端到端极低码率且实用的转码系统:成本一直是该领域的核心关注点,随着编码器的成熟(265/266),想进一步降低码率且保住更多画面生成细节是一个非常重要的挑战。基于此,我们除了花了大量精力攻克编码器外,还实现了大模型+编码器+端上NPU处理整体联合并面向KVQ主观指标的优化pipeline,彻底做到训练端到端,部署可分离的状态。相比原始的很多端云结合等策略,有着明显的技术优势,尤其感谢端上手机厂商的NPU算力发展,功耗和算力都有着极高性价比。相关技术原型也发表在AAAI等顶级会议上,为公司节省大量成本。
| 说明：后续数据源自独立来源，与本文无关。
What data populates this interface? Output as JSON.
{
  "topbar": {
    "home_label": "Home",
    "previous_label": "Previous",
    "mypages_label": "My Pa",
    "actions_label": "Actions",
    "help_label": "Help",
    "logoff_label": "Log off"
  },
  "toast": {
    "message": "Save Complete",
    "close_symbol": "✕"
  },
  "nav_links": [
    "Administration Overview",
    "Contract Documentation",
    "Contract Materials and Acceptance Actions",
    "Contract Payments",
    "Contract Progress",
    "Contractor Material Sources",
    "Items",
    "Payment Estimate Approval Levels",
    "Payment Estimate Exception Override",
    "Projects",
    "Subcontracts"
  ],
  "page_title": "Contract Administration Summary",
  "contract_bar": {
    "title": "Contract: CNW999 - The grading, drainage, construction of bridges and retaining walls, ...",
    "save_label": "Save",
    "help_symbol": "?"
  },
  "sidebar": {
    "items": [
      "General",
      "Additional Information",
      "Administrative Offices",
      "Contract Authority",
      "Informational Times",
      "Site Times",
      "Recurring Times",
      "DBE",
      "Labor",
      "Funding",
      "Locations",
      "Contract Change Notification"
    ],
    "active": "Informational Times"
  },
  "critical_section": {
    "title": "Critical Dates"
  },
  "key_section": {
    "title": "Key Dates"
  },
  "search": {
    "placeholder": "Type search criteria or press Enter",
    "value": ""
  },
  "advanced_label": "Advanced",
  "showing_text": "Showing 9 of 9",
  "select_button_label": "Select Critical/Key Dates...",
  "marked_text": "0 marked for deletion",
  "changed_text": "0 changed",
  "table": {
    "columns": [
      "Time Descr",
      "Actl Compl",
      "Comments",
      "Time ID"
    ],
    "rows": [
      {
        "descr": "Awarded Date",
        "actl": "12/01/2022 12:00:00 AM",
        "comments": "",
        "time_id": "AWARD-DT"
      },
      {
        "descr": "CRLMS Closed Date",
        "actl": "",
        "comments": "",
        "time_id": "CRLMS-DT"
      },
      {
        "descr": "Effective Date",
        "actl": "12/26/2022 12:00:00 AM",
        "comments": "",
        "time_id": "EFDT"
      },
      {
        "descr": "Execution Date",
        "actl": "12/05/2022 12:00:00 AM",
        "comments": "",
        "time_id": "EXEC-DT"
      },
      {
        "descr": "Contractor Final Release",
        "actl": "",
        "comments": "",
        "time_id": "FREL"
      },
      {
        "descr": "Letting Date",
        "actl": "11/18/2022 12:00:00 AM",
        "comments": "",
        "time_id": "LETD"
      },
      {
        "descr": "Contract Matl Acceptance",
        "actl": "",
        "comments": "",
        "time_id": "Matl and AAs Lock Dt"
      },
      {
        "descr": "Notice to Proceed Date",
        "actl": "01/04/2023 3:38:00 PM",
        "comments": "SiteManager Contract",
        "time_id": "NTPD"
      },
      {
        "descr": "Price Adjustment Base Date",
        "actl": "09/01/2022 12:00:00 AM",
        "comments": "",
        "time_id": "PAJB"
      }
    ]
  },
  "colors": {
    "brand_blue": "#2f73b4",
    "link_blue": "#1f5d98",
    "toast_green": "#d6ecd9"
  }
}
AI Infra创新和软硬联合优化: 音视频领域高度数字化,是AI落地的重要场景,其也意味着AI算法需要深度优化才能过实现算法规模效应。以LPM为列,需要加速100倍以上,才能覆盖足够多的视频,从而拉动用户的QOE和GMV等表现。快手音视频AI infra主要集中在以下关注点,(1)和NV深度合作,优化质量评价算法和生成大模型,包括但不限于DIT attention量化/剪枝/OP图优化/任务间显存共享/LLM吞吐加速等; (2)和手机厂一起优化NPU算力和功耗,包括新的算子支持/IO传输等优化; (3)软硬协同优化,快手音视频有着自己的自研芯片,如何最大化芯片算力+特殊模型设计等都有着深入的研究。
News:
- 端到端的转码链路,大幅降低码率,AI助力音视频 端到端的转码优化 .
- 业界首个视频画质大模型(基于海量的UGC视频),显著带来用户时长增长,感谢NV和超海量的数据 基于Diffusion的UGC多模处理大模型 .
- One paper, named QPT-v2, was accepeted by ACM-MM 2024.
- Three paper about VQA&Diffusion were accepeted by ECCV 2024.
- Three paper were accepeted by CVPR 2024.
- 快手质量评价算法(KVQ)获得公司《技术突破奖》,奖金50,000,KVQ能够准确的衡量UGC视频每个阶段的清晰度变化.
- 团队在NTIRE 2023的Stereo Image Super-Resolution竞赛中荣获Winner Award. 超分算法 .
- 通过大量的专家数据标注和模型改良,音视频质量领域大模型超过Golden eye. KVQ算法 .
- One paper, named QPT, was accepeted by CVPR 2023. 快手质量大模型 .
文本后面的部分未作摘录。